Back in 2014 when Batman turned 75, TaxAudit.com took a look at what bat-deductions the crime fighter uses to battle big Internal Revenue Service bills.
They included such things as Batman's alter ego billionaire industrialist Bruce Wayne claiming the more tax-advantageous filing status of head of household since he took Dick Grayson, aka Robin, as his legal ward.
Then there are the annual property tax payments on Wayne Manor, an enormous fortress outside Gotham City.
"Batman's family has owned the home for generations, which means Batman isn't likely to be paying tax-deductible interest on a mortgage," notes TaxAudit. "However, he can deduct an unlimited amount of property tax he pays on the home and grounds, including the Batcave."
Also, notes the tax website, don't forget the solar panels Batman installed after the mansion was damaged in an earthquake. They qualify for a 30 percent solar investment tax credit.
And don't forget all those wonderful gadgets Batman uses to fight crime since he doesn't have any super powers. Those devices also help him fight taxes as their invention and production qualify for research and development tax credits and domestic production activity deductions!
Taxing story lines: When Batman made it to the small screen, taxes also made it into some of the TV show's plots.
In "The Ogg and I," Batman villain Egghead and Olga, Queen of the Bessarovian Cossacks, teamed up to kidnap Commissioner Gordon. In exchange for his safety, they demanded a 10 cent tax for every egg eaten in Gotham City.
Hey, don't be so -- BAM! -- critical, people. It was heavy-handed -- BOOM! -- comedy television in the 1960s. And admit it, if you're of a certain age, Adam West is and always will be Batman.
There's also the time that taxes literally animated another Batman villain, the Joker.
In "The New Adventures of Batman" cartoon series that ran on CBS in 1977, the Joker admits that he's more afraid of the IRS than Batman, so the prankster grudgingly agrees to pay a $137 million tax bill.
Batman fan tax fiction: The conversion of the internet and fandom spawned the new online quasi-literary genre of fan fiction.
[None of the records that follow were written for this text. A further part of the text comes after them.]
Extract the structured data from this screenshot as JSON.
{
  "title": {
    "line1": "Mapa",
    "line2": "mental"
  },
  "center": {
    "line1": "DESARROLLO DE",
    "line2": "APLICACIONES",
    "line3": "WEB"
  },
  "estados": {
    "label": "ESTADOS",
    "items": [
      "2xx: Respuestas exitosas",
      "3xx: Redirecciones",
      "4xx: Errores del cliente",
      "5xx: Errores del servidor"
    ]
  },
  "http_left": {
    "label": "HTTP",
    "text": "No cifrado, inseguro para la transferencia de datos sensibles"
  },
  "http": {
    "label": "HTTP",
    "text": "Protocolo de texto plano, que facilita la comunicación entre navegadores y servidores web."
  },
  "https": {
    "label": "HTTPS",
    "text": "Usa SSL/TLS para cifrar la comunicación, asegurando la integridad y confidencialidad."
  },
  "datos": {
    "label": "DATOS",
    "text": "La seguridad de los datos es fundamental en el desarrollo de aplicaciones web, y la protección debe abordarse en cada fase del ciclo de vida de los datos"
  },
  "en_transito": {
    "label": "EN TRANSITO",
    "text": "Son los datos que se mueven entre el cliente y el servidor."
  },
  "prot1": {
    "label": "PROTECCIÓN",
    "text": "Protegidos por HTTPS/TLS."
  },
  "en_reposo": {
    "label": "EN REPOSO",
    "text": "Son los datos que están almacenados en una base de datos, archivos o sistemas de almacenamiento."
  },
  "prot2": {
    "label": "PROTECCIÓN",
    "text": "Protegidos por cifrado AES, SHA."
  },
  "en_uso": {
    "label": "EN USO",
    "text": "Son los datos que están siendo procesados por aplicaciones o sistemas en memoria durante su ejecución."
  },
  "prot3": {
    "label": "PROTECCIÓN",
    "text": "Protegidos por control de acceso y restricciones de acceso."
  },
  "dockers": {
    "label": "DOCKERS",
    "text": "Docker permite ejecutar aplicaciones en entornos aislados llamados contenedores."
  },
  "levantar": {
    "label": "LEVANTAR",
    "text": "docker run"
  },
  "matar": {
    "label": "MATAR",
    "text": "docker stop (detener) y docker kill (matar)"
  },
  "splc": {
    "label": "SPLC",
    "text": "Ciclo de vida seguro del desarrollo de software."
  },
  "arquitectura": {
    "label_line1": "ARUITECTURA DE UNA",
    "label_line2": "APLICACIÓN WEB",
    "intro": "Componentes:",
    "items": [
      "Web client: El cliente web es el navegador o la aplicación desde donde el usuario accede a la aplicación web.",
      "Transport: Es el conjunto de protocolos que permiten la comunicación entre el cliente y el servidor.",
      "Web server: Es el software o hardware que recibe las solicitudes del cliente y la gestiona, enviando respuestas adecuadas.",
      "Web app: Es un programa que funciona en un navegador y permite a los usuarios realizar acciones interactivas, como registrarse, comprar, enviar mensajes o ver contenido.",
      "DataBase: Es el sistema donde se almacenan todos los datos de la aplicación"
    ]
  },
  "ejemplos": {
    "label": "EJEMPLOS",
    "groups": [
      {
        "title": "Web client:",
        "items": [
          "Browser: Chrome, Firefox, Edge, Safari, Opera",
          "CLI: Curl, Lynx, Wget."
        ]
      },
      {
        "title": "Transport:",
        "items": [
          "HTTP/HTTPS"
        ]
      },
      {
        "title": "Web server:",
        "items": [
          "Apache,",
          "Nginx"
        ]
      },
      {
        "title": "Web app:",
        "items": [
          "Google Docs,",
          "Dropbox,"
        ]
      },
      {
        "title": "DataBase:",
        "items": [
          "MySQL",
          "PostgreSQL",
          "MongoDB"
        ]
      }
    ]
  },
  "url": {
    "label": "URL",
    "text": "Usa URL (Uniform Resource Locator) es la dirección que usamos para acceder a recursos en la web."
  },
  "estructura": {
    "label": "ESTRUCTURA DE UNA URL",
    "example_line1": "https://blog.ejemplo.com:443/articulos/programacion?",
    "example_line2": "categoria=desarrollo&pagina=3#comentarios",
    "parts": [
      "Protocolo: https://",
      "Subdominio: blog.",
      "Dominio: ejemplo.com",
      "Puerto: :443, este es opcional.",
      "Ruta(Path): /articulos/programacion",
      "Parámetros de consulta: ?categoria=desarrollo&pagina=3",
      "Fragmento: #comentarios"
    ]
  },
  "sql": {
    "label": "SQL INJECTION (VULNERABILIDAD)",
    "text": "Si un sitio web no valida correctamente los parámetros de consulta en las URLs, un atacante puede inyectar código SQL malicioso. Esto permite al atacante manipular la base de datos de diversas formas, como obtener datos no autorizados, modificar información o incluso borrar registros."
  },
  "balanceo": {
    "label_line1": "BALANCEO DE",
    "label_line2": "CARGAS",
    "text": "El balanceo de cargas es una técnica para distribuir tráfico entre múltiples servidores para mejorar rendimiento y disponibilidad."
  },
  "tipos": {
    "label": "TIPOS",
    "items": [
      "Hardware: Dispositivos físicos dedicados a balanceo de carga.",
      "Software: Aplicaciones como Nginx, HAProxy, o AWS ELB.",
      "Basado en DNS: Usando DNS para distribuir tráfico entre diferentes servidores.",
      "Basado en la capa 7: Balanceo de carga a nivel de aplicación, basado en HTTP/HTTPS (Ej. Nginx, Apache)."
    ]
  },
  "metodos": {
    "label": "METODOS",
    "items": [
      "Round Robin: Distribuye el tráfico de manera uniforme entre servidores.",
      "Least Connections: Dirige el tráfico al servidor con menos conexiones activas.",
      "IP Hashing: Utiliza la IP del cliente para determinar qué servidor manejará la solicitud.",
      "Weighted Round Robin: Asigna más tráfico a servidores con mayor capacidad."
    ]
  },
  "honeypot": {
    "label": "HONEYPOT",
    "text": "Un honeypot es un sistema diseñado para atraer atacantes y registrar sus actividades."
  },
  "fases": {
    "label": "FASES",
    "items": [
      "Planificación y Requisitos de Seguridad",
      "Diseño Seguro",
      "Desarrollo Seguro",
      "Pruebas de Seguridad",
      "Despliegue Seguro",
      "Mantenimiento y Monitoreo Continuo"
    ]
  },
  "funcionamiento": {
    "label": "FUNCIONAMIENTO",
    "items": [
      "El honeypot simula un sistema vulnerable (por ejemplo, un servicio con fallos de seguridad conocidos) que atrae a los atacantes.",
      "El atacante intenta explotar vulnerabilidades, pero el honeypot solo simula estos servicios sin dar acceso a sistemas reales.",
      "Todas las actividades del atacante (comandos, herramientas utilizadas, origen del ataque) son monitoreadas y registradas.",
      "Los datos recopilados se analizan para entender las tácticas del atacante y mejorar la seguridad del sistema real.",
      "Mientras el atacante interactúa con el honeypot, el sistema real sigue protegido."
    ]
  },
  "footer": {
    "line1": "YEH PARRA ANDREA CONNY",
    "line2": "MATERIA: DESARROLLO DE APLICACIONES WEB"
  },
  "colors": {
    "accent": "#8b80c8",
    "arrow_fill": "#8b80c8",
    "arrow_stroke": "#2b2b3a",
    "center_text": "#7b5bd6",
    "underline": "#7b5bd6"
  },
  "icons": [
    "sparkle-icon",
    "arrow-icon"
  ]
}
Taxes and Batman meet in one such tale.
Zangito's "Batman and Taxes" recounts how Bruce Wayne faced the dual threat of financial crime and one of life's terrifying certainties.
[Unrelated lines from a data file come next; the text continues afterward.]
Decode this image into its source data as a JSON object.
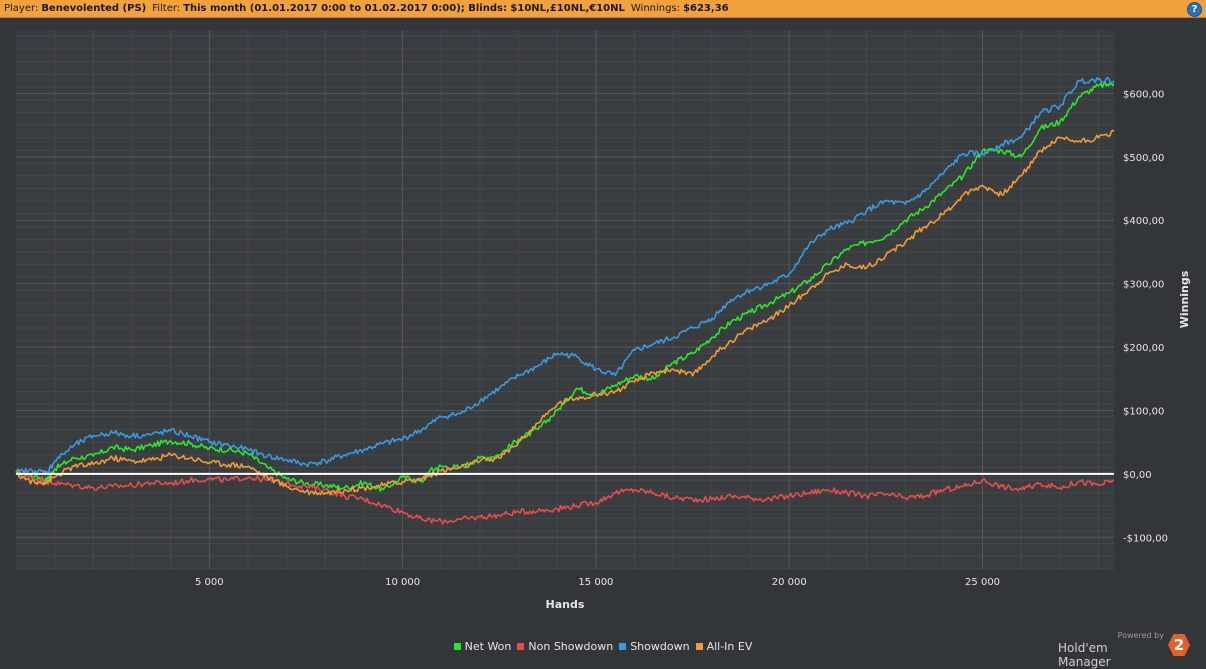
{
  "header": {
    "player_label": "Player:",
    "player_value": "Benevolented (PS)",
    "filter_label": "Filter:",
    "filter_value": "This month (01.01.2017 0:00 to 01.02.2017 0:00); Blinds: $10NL,£10NL,€10NL",
    "winnings_label": "Winnings:",
    "winnings_value": "$623,36",
    "help_glyph": "?"
  },
  "brand": {
    "powered_by": "Powered by",
    "name": "Hold'em Manager",
    "logo_glyph": "2"
  },
  "colors": {
    "background": "#333638",
    "plot_background": "#3a3d40",
    "grid_major": "#55585c",
    "grid_minor": "#45484b",
    "zero_line": "#ffffff",
    "header_bar": "#f2a23c",
    "axis_text": "#e6e6e6"
  },
  "chart_data": {
    "type": "line",
    "xlabel": "Hands",
    "ylabel": "Winnings",
    "xlim": [
      0,
      28400
    ],
    "ylim": [
      -150,
      700
    ],
    "xticks": [
      5000,
      10000,
      15000,
      20000,
      25000
    ],
    "xtick_labels": [
      "5 000",
      "10 000",
      "15 000",
      "20 000",
      "25 000"
    ],
    "yticks": [
      -100,
      0,
      100,
      200,
      300,
      400,
      500,
      600
    ],
    "ytick_labels": [
      "-$100,00",
      "$0,00",
      "$100,00",
      "$200,00",
      "$300,00",
      "$400,00",
      "$500,00",
      "$600,00"
    ],
    "y_axis_position": "right",
    "grid": true,
    "legend_position": "bottom-center",
    "series": [
      {
        "name": "Net Won",
        "color": "#2ce62c",
        "x": [
          0,
          500,
          800,
          1000,
          1500,
          2000,
          2500,
          3000,
          3500,
          4000,
          4500,
          5000,
          5500,
          6000,
          6500,
          7000,
          7500,
          8000,
          8500,
          9000,
          9500,
          10000,
          10500,
          10700,
          11000,
          11500,
          12000,
          12500,
          13000,
          13500,
          14000,
          14500,
          15000,
          15500,
          16000,
          16500,
          17000,
          17500,
          18000,
          18500,
          19000,
          19500,
          20000,
          20500,
          21000,
          21500,
          22000,
          22500,
          23000,
          23500,
          24000,
          24500,
          25000,
          25500,
          26000,
          26500,
          27000,
          27500,
          28000,
          28400
        ],
        "values": [
          3,
          -3,
          -10,
          8,
          25,
          28,
          42,
          38,
          45,
          52,
          48,
          40,
          38,
          32,
          10,
          -8,
          -15,
          -18,
          -22,
          -14,
          -25,
          -5,
          -12,
          5,
          12,
          10,
          25,
          30,
          55,
          70,
          100,
          135,
          125,
          140,
          155,
          150,
          175,
          190,
          215,
          240,
          255,
          270,
          285,
          305,
          330,
          355,
          365,
          375,
          400,
          420,
          445,
          470,
          510,
          510,
          500,
          545,
          555,
          595,
          612,
          615
        ]
      },
      {
        "name": "Non Showdown",
        "color": "#e84c4c",
        "x": [
          0,
          500,
          800,
          1000,
          1500,
          2000,
          2500,
          3000,
          3500,
          4000,
          4500,
          5000,
          5500,
          6000,
          6500,
          7000,
          7500,
          8000,
          8500,
          9000,
          9500,
          10000,
          10500,
          11000,
          11500,
          12000,
          12500,
          13000,
          13500,
          14000,
          14500,
          15000,
          15500,
          16000,
          16500,
          17000,
          17500,
          18000,
          18500,
          19000,
          19500,
          20000,
          20500,
          21000,
          21500,
          22000,
          22500,
          23000,
          23500,
          24000,
          24500,
          25000,
          25500,
          26000,
          26500,
          27000,
          27500,
          28000,
          28400
        ],
        "values": [
          0,
          -8,
          -12,
          -15,
          -18,
          -22,
          -20,
          -18,
          -14,
          -15,
          -10,
          -8,
          -10,
          -5,
          -10,
          -15,
          -20,
          -25,
          -35,
          -40,
          -50,
          -60,
          -72,
          -75,
          -72,
          -68,
          -65,
          -60,
          -58,
          -55,
          -50,
          -45,
          -30,
          -25,
          -30,
          -38,
          -40,
          -40,
          -35,
          -38,
          -40,
          -35,
          -30,
          -25,
          -30,
          -35,
          -32,
          -38,
          -35,
          -25,
          -20,
          -10,
          -20,
          -25,
          -15,
          -22,
          -12,
          -18,
          -10
        ]
      },
      {
        "name": "Showdown",
        "color": "#3a9ae0",
        "x": [
          0,
          500,
          800,
          1000,
          1500,
          2000,
          2500,
          3000,
          3500,
          4000,
          4500,
          5000,
          5500,
          6000,
          6500,
          7000,
          7500,
          8000,
          8500,
          9000,
          9500,
          10000,
          10500,
          11000,
          11500,
          12000,
          12500,
          13000,
          13500,
          14000,
          14500,
          15000,
          15500,
          16000,
          16500,
          17000,
          17500,
          18000,
          18500,
          19000,
          19500,
          20000,
          20500,
          21000,
          21500,
          22000,
          22500,
          23000,
          23500,
          24000,
          24500,
          25000,
          25500,
          26000,
          26500,
          27000,
          27500,
          28000,
          28400
        ],
        "values": [
          3,
          5,
          2,
          20,
          45,
          60,
          65,
          60,
          62,
          68,
          60,
          50,
          45,
          38,
          28,
          22,
          15,
          20,
          30,
          38,
          48,
          55,
          70,
          90,
          95,
          115,
          135,
          155,
          170,
          190,
          185,
          165,
          155,
          195,
          205,
          215,
          230,
          245,
          275,
          290,
          300,
          315,
          360,
          385,
          395,
          415,
          430,
          425,
          445,
          475,
          505,
          505,
          520,
          530,
          570,
          580,
          620,
          622,
          620
        ]
      },
      {
        "name": "All-In EV",
        "color": "#f29a33",
        "x": [
          0,
          500,
          800,
          1000,
          1500,
          2000,
          2500,
          3000,
          3500,
          4000,
          4500,
          5000,
          5500,
          6000,
          6500,
          7000,
          7500,
          8000,
          8500,
          9000,
          9500,
          10000,
          10500,
          11000,
          11500,
          12000,
          12500,
          13000,
          13500,
          14000,
          14500,
          15000,
          15500,
          16000,
          16500,
          17000,
          17500,
          18000,
          18500,
          19000,
          19500,
          20000,
          20500,
          21000,
          21500,
          22000,
          22500,
          23000,
          23500,
          24000,
          24500,
          25000,
          25500,
          26000,
          26500,
          27000,
          27500,
          28000,
          28400
        ],
        "values": [
          0,
          -15,
          -12,
          -5,
          12,
          15,
          25,
          20,
          22,
          30,
          25,
          18,
          15,
          12,
          -5,
          -20,
          -28,
          -30,
          -25,
          -22,
          -18,
          -12,
          -8,
          5,
          10,
          20,
          25,
          50,
          80,
          110,
          120,
          125,
          130,
          145,
          160,
          165,
          155,
          185,
          210,
          230,
          245,
          265,
          290,
          315,
          330,
          325,
          345,
          365,
          390,
          410,
          440,
          455,
          440,
          470,
          510,
          530,
          525,
          530,
          540
        ]
      }
    ]
  }
}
The story starts with a Wayne Enterprises' accountant embezzlement of millions.
Spoiler alert: The Dark Knight, with always reliable Alfred's help, bests the company thief and gets his taxes to the IRS on time, too!
A real Batman's tax fight: Finally, there was the time that a real-life Batman took the IRS to court over a partnership tax issue.
In Batman v. Commissioner (that's the IRS Commissioner, not Commissioner Gordon), Ray Batman tried to convert his farm near the Texas Panhandle town of Perryton into a family partnership by transferring some of its assets to his teenage son.
A three-judge panel of the U.S. Fifth Circuit Court of Appeals in 1951 unanimously affirmed the decision of the U.S. Tax Court that disallowed Batman's tax entity move.
In the original ruling that the appellate panel upheld, the Tax Court judge found that there was no real desire by the younger Batman to be his father's partner. Although he had been doing a fair share of the farm's work, the Tax Court determined that the father had taken all the steps to make his son a partner with the sole purpose being an attempt by the elder Batman to reduce his individual tax liability.
The Joker obviously was correct in his fear of the IRS. This tax case is one of the few times that any Batman lost a fight.